A era que deveria ser lembrada pelo domínio, tornou-se infame pela má gestão. Muitas transferências ruins aconteceram na história do futebol, desde a transferência de Fernando Torres para o Chelsea até a curta passagem de Ángel Di María pelo Manchester United. Então, por que a de Coutinho se destaca das demais? Primeiro, o valor foi astronômico. Com € 160 milhões, as expectativas eram altíssimas. O Barcelona não estava simplesmente comprando um jogador — estava comprando um símbolo de sua ambição de permanecer no topo do futebol mundial. O custo visava garantir qualidade, mas, em vez disso, garantiu pressão.

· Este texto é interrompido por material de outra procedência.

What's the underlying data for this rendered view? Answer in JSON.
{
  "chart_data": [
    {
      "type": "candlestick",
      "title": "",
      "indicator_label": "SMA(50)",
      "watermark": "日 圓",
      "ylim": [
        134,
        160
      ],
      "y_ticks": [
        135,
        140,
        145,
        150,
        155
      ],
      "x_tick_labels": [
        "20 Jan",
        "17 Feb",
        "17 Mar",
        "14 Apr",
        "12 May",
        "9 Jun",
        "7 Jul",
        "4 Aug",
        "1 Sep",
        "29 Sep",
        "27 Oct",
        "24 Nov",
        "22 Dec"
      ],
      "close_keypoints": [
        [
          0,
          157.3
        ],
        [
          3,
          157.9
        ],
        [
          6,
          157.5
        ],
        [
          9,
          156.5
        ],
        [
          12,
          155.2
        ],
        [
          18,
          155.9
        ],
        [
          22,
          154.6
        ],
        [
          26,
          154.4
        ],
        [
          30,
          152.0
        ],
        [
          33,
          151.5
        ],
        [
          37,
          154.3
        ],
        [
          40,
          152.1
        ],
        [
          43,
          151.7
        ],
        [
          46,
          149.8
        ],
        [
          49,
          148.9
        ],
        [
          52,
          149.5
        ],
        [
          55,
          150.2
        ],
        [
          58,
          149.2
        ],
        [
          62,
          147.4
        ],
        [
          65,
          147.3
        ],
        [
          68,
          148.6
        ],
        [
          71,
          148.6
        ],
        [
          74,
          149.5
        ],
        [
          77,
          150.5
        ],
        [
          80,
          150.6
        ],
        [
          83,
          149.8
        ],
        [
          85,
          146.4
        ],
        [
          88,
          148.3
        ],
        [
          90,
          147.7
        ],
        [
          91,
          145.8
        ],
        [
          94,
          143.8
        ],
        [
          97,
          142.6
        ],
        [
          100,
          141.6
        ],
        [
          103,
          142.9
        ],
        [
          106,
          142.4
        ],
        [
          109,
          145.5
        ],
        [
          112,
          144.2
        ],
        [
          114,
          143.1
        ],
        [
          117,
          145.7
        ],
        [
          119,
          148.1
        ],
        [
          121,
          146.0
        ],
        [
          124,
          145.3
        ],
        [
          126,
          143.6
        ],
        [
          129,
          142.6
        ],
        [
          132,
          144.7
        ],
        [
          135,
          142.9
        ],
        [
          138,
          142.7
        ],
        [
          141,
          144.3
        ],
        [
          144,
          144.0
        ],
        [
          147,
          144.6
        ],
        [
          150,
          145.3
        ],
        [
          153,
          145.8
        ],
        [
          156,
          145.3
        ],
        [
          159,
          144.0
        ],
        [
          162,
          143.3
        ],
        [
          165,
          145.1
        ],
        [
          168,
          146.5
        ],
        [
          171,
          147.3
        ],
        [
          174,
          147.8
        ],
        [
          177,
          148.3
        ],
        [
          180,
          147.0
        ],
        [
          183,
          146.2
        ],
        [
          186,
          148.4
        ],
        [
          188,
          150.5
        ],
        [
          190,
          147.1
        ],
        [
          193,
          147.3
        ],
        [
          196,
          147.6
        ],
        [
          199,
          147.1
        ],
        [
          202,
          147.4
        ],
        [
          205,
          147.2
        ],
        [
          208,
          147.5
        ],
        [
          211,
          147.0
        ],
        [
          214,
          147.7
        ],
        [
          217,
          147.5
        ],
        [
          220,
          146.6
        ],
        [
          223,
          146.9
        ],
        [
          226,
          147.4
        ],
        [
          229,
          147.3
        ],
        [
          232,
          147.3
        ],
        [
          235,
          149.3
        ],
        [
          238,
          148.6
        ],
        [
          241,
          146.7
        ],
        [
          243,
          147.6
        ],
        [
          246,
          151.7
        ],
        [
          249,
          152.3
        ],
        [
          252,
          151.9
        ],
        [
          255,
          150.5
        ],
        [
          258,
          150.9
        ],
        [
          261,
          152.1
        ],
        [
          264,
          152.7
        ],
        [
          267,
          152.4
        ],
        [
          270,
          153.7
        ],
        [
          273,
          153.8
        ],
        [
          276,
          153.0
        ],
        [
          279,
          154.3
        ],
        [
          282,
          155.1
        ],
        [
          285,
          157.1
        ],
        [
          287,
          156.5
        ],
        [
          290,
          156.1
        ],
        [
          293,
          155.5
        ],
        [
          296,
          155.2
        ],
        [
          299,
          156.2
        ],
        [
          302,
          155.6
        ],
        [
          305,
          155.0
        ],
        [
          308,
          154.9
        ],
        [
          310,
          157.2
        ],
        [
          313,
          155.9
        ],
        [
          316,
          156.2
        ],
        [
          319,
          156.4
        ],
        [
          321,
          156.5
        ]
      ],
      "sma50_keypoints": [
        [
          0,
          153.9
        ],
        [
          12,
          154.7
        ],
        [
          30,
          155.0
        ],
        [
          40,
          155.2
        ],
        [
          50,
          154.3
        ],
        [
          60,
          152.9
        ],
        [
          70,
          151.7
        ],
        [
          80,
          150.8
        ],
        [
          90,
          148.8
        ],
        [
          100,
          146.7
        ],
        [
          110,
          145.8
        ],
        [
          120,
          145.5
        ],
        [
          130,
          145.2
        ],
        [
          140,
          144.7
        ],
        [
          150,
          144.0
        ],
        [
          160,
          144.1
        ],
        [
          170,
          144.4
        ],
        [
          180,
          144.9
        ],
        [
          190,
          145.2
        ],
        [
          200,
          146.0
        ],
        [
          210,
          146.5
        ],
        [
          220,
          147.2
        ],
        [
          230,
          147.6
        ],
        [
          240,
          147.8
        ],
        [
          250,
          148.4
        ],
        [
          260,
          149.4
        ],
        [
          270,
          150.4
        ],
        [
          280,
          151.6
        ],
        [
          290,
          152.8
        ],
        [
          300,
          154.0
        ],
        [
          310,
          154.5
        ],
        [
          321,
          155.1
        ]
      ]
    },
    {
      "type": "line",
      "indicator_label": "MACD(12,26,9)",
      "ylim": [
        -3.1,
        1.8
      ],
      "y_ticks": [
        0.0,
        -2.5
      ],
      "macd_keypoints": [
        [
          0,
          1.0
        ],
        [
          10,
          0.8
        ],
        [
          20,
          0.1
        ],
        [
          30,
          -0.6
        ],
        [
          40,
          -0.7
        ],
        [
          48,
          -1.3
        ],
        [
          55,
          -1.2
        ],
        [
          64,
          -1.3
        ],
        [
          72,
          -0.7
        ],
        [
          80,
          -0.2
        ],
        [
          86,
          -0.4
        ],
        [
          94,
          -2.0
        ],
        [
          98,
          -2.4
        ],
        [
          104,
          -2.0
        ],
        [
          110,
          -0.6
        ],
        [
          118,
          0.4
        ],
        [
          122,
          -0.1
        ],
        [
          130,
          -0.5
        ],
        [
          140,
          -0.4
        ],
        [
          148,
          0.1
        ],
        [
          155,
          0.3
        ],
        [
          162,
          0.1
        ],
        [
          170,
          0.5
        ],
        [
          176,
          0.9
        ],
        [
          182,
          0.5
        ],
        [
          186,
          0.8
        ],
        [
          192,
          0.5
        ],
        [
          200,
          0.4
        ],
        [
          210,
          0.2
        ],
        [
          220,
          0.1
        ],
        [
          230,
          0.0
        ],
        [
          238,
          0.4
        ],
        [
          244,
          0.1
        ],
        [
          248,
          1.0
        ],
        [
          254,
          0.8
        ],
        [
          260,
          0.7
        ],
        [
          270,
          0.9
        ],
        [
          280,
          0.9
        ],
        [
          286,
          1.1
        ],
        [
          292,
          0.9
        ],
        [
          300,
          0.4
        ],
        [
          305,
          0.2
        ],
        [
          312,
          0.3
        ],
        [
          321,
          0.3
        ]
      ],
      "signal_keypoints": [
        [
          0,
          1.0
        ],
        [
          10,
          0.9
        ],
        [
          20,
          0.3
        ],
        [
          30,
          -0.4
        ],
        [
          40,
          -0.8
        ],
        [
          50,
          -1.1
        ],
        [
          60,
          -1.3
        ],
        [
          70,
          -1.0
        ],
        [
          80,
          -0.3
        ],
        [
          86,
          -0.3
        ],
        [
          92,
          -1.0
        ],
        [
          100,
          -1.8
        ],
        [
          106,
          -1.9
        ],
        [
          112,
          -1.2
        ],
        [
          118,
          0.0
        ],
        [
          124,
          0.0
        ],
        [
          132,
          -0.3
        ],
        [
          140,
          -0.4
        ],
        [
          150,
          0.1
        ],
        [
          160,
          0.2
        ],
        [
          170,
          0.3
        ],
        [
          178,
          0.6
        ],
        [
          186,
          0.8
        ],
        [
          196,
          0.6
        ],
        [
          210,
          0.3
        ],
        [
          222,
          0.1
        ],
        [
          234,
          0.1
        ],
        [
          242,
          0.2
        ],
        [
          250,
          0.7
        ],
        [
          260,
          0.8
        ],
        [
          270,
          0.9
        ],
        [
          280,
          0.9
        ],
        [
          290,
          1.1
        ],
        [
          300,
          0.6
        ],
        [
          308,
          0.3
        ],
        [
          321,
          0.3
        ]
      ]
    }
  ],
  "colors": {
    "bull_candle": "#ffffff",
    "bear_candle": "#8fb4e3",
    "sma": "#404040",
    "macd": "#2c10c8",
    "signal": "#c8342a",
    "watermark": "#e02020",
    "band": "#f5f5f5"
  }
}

Em segundo lugar, Coutinho nunca teve um período sustentado de sucesso no clube. Embora ocasionalmente tenha apresentado lampejos de brilhantismo, sua passagem pelo Barcelona foi marcada pela inconsistência e frustração. Ao contrário de outras contratações de alto valor que, pelo menos, tiveram períodos de sucesso, Coutinho nunca se tornou um titular confiável. Em terceiro lugar, os efeitos colaterais de sua transferência foram devastadores para o Barcelona. Sua contratação desequilibrou o elenco, prejudicou as finanças e evidenciou a falta de planejamento a longo prazo.

Um conto de advertência para os clubes

A transferência malfadada de Philippe Coutinho para o Barcelona serve como um alerta para clubes de todo o mundo: dinheiro por si só não compra sucesso. As transferências devem equilibrar o investimento financeiro com a lógica esportiva, o ajuste tático e o planejamento de longo prazo. O Barcelona ignorou esses princípios, e o resultado foi uma transferência que prejudicou tanto o jogador quanto o clube. Para Coutinho, sua carreira nunca se recuperou totalmente.

Para o Barcelona, ​​as cicatrizes daquele período permanecem, influenciando sua abordagem cautelosa em relação às transferências hoje. Ao classificar a transferência de Coutinho como a pior da história do futebol, a Goal destacou não apenas um fracasso individual, mas também um problema sistêmico que assombrava um dos maiores clubes do mundo. E embora os fãs de futebol ainda se lembrem do brilhantismo de Coutinho na Inglaterra, seu nome estará para sempre ligado a um dos maiores desastres de transferência do futebol.